Yu Feng and Grigor Aslanyan discuss optimization and Dan Foreman-Mackey discusses sampling methods on Thursday of Astro Hack Week 2016.
Event Description: AstroHackWeek is, in part, a summer school. The mornings offer lectures and exercises covering essential skills for working effectively with large astronomical datasets. Past years have seen topics such as machine learning, Bayesian inference, frequentist statistics, databases, numerical Python, and visualization. AstroHackWeek is also an unconference and hackathon. The afternoon every day is entirely unstructured, and offers opportunities for collaborative research, breakout sessions on special topics, and application of the concepts covered during the morning sessions. Come with a project in mind, join someone else's or apply a new skill to an old problem.

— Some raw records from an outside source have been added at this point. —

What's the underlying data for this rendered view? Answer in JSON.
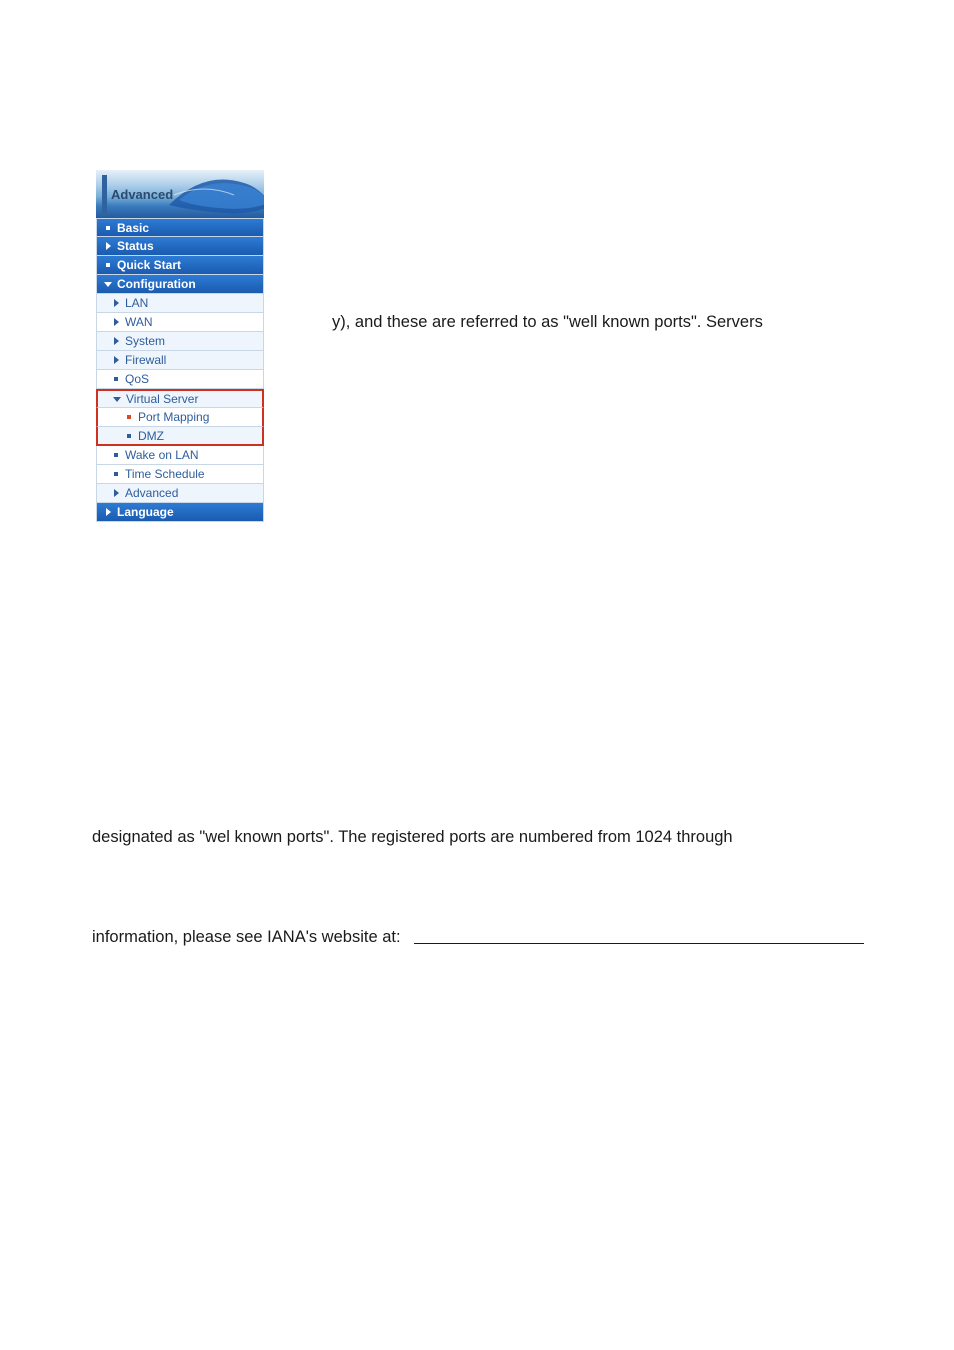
{
  "sidebar": {
    "header": "Advanced",
    "items": [
      {
        "label": "Basic",
        "icon": "bullet-white",
        "cls": "blue-bg"
      },
      {
        "label": "Status",
        "icon": "arrow-r-white",
        "cls": "blue-bg"
      },
      {
        "label": "Quick Start",
        "icon": "bullet-white",
        "cls": "blue-bg"
      },
      {
        "label": "Configuration",
        "icon": "arrow-d-white",
        "cls": "blue-bg"
      },
      {
        "label": "LAN",
        "icon": "arrow-r-blue",
        "cls": "light-bg ind1"
      },
      {
        "label": "WAN",
        "icon": "arrow-r-blue",
        "cls": "white-bg ind1"
      },
      {
        "label": "System",
        "icon": "arrow-r-blue",
        "cls": "light-bg ind1"
      },
      {
        "label": "Firewall",
        "icon": "arrow-r-blue",
        "cls": "light-bg ind1"
      },
      {
        "label": "QoS",
        "icon": "bullet-blue",
        "cls": "white-bg ind1"
      },
      {
        "label": "Virtual Server",
        "icon": "arrow-d-blue",
        "cls": "light-bg ind1",
        "redTop": true
      },
      {
        "label": "Port Mapping",
        "icon": "bullet-red",
        "cls": "white-bg ind2",
        "redMid": true
      },
      {
        "label": "DMZ",
        "icon": "bullet-blue",
        "cls": "light-bg ind2",
        "redBot": true
      },
      {
        "label": "Wake on LAN",
        "icon": "bullet-blue",
        "cls": "white-bg ind1"
      },
      {
        "label": "Time Schedule",
        "icon": "bullet-blue",
        "cls": "white-bg ind1"
      },
      {
        "label": "Advanced",
        "icon": "arrow-r-blue",
        "cls": "light-bg ind1"
      },
      {
        "label": "Language",
        "icon": "arrow-r-white",
        "cls": "blue-bg"
      }
    ]
  },
  "body": {
    "line1": "y), and these are referred to as \"well known ports\". Servers",
    "line2": "designated as \"wel  known ports\". The registered ports are numbered from 1024 through",
    "line3": "information, please see IANA's website at:"
  }
}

My study in cosmology focuses on the formation of galaxies in the large-scale structure of the Universe. Cosmology is a data-driven science. I develop the necessary software and tools that can efficiently handle these data on platforms from laptops to supercomputers, including (1) massively parallel software to solve gravity and hydrodynamics on tens of thousands of computing nodes, (2) tools to visualize density estimation of large particle datasets with hundreds of billions of particles, and (3) algorithms to understand the clustering of galaxies. I also contribute to open source data science software projects as a user developer. I strongly believe in the power of adequate tools in data-driven science research.